Die große Enttäuschung kam dann allerdings einige Jahre später. Entgegen der Erwartung werden solche Programme zur Aufrechterhaltung der Therapietreue hierzulande auch weiterhin weder für chronische psychiatrische Erkrankungen noch für körperliche Erkrankungen in der Regelversorgung flächendeckend angeboten. Bei der Suche nach Erklärungen hierfür stieß man immer wieder auf drei wesentliche Argumente:  

  • Kosteneinsparungen ließen sich für die Krankenkassen in der Regelversorgung nicht realisieren, weil die Leistungserbringer Wege fänden, zum Beispiel die bei einer Patientengruppe eingesparten stationären Behandlungskosten durch die zusätzliche stationäre Behandlung anderer Patientengruppen auszugleichen.
  • Integrierte Versorgungsverträge seien für Krankenkassen und Leistungserbringer in der Genehmigung, Abrechnung und Umsetzung viel zu aufwändig und lohnten sich deshalb für niemanden.
  • Kosteneinsparungen würden sich mittel- und langfristig für die Krankenkassen nicht positiv auswirken, weil sie immer durch entsprechende Gegenmaßnahmen ausgeglichen würden (Stichwort Risikostrukturausgleich).  
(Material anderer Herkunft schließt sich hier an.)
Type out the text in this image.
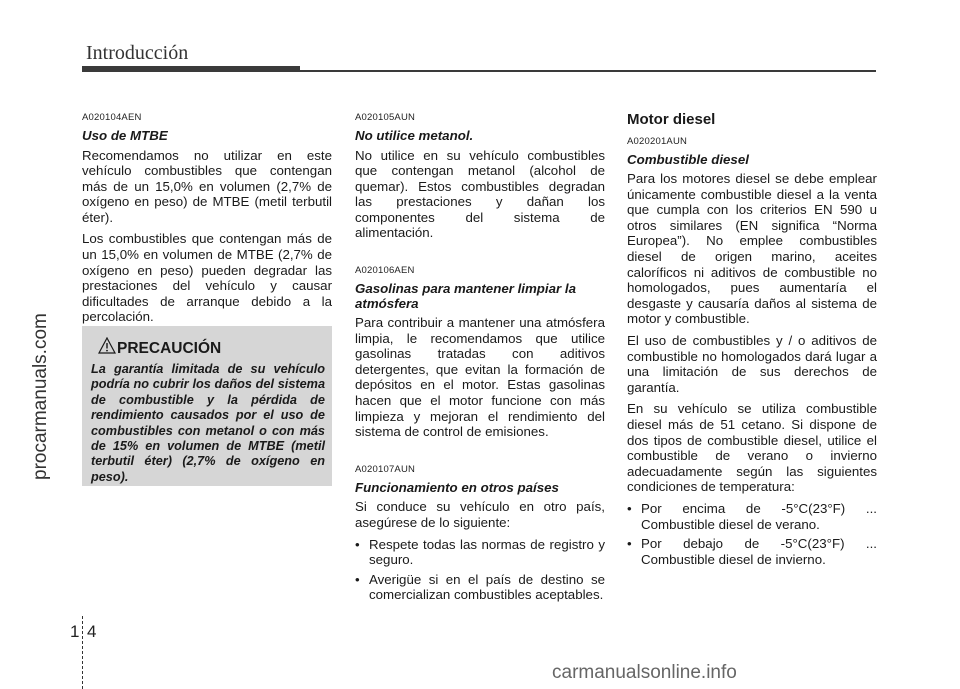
Introducción
A020104AEN
Uso de MTBE

Recomendamos no utilizar en este vehículo combustibles que contengan más de un 15,0% en volumen (2,7% de oxígeno en peso) de MTBE (metil terbutil éter).

Los combustibles que contengan más de un 15,0% en volumen de MTBE (2,7% de oxígeno en peso) pueden degradar las prestaciones del vehículo y causar dificultades de arranque debido a la percolación.

PRECAUCIÓN
La garantía limitada de su vehículo podría no cubrir los daños del sistema de combustible y la pérdida de rendimiento causados por el uso de combustibles con metanol o con más de 15% en volumen de MTBE (metil terbutil éter) (2,7% de oxígeno en peso).
A020105AUN
No utilice metanol.

No utilice en su vehículo combustibles que contengan metanol (alcohol de quemar). Estos combustibles degradan las prestaciones y dañan los componentes del sistema de alimentación.

A020106AEN
Gasolinas para mantener limpiar la atmósfera

Para contribuir a mantener una atmósfera limpia, le recomendamos que utilice gasolinas tratadas con aditivos detergentes, que evitan la formación de depósitos en el motor. Estas gasolinas hacen que el motor funcione con más limpieza y mejoran el rendimiento del sistema de control de emisiones.

A020107AUN
Funcionamiento en otros países

Si conduce su vehículo en otro país, asegúrese de lo siguiente:

• Respete todas las normas de registro y seguro.
• Averigüe si en el país de destino se comercializan combustibles aceptables.
Motor diesel
A020201AUN
Combustible diesel

Para los motores diesel se debe emplear únicamente combustible diesel a la venta que cumpla con los criterios EN 590 u otros similares (EN significa “Norma Europea”). No emplee combustibles diesel de origen marino, aceites caloríficos ni aditivos de combustible no homologados, pues aumentaría el desgaste y causaría daños al sistema de motor y combustible.

El uso de combustibles y / o aditivos de combustible no homologados dará lugar a una limitación de sus derechos de garantía.

En su vehículo se utiliza combustible diesel más de 51 cetano. Si dispone de dos tipos de combustible diesel, utilice el combustible de verano o invierno adecuadamente según las siguientes condiciones de temperatura:

• Por encima de -5°C(23°F) ... Combustible diesel de verano.
• Por debajo de -5°C(23°F) ... Combustible diesel de invierno.
procarmanuals.com
carmanualsonline.info
1 4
Wahrscheinlich gibt es diese und viele andere Hindernisse. Dass sie für Politik, Krankenkassen und Leistungserbringer wirklich unüberwindbar sind, ist aber fragwürdig. Ein Land wie Deutschland mit einem vorbildlichen Gesundheitssystem sollte es schaffen, so ein wichtiges gesundheitspolitisches Problem zu lösen.